Originally I had thought of hanging two large paintings (acrylic on cotton, 320 x 200 cm / c. 10 x 6 x 1/2 ft. each) on the wall within the area of the turf, the first showing a fig tree in bright sunlight on red soil, and the second one, a child—also on red soil—contortedly sticking out her tongue. We do not know whether she is doing this because of the fig tree (because there are no figs in sight) or whether she’s just playing around. However, while putting up the installation, I decided to retain these two pictures as an autonomous work,* like the full-scale, white polyester stuffed knapsack, which was first placed on a little rise in the grass but then finally positioned at the other end of the exhibition under the stairs to the administrative offices. In "Gulliver’s Travels", the knapsack is a symbol of great linguistic and communicative competence…
S: At the end of the exhibition, there was also a rectangular structure for visitors to walk into. Measuring 350 x 400 x 500 cm / c. 11 x 13 x 16 ft., it was painted black inside and out, and filled ankle-deep with water.

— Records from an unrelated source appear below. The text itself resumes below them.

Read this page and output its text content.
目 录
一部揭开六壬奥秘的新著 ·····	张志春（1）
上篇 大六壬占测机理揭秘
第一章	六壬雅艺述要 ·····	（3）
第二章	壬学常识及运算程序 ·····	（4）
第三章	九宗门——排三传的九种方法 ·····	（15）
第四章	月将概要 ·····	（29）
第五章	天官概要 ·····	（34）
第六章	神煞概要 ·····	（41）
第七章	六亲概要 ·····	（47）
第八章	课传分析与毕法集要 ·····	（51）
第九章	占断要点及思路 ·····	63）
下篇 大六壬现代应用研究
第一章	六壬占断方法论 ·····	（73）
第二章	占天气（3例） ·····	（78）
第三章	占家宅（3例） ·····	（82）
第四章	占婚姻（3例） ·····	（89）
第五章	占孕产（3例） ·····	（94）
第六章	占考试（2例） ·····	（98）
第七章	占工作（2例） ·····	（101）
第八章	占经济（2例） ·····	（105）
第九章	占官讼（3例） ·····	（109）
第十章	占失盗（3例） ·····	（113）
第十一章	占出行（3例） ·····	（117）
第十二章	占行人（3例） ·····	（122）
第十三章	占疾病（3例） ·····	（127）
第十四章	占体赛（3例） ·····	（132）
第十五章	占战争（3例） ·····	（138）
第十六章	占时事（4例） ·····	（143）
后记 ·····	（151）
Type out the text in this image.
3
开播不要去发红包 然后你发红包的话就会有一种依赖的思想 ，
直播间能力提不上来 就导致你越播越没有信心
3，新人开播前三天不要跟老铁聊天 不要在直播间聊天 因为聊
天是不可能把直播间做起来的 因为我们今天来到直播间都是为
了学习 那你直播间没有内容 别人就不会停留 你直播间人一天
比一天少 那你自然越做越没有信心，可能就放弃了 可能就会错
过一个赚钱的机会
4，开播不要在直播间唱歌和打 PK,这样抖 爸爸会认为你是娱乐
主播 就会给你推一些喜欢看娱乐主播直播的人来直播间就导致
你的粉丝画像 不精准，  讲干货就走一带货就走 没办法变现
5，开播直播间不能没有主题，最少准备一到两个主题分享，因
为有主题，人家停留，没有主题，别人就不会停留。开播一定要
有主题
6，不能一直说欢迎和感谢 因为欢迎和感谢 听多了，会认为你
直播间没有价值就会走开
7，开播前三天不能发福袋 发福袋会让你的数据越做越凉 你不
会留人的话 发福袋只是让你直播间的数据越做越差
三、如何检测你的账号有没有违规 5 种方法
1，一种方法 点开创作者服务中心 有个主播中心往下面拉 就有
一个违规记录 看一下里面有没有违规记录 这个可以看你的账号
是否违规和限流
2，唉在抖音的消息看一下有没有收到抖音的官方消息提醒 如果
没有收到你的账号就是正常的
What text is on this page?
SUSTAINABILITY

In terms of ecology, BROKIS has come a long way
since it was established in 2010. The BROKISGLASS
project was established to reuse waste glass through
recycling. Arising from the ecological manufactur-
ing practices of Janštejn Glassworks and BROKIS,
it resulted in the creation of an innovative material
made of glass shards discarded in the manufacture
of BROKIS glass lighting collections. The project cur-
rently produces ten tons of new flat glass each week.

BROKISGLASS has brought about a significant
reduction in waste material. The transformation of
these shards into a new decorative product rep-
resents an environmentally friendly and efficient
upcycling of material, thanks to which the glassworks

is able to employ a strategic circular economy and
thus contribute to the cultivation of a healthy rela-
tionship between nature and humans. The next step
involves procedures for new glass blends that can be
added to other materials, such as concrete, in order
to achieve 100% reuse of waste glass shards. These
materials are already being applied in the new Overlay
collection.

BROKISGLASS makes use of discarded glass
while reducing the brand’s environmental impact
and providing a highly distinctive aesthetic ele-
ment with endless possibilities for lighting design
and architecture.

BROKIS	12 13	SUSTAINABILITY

B: This black house is a kind of companion piece to my large, five-part installation (300 x 150 x 950 cm / c. 10 x 5 x 31 ft.) from 1996/98, "How many nights I prayed for this," in which gymnastic equipment, fixed to the thin walls of glass boxes, raises the issue of use. The minimalist intervention in the attractive, filigreed and transparent glass cubes is disturbing both physically and mentally. The equipment encourages interaction but it would not be advisable to use it. The conjunction of strength (gymnastics) and fragility (glass) provokes a permanent ambivalence between familiarity and alienation, attraction and peril, or a flush of adrenaline and paradox.
The black house is, at first sight, darkness embodied; the interior has only one small light. We first walk through a narrow passage and are wary of stepping into the dark unknown, where we suddenly find ourselves standing in water. If we take the time to overcome the spookiness and spend a few minutes in the water and in the room, our eyes become accustomed to the darkness and we notice that our own movements in the water are generating the waves of light reflected on the walls. Suddenly the dark room seems light and agitated although it is actually neither. The regularly irregular rhythm of the undulating light makes it seem as if the walls were in motion and produces a completely new, unexpected sense of space.
The spooky scenario, anticipated because of the darkness, turns into a sensual, trance-like, strangely disturbing, and yet ultimately soothing experience, provided that, in our anxiety, we have not tripped on the stairs and fallen fully clothed into the water … (laughs)
January 2000


*The two large canvases were not used in the exhibition after all.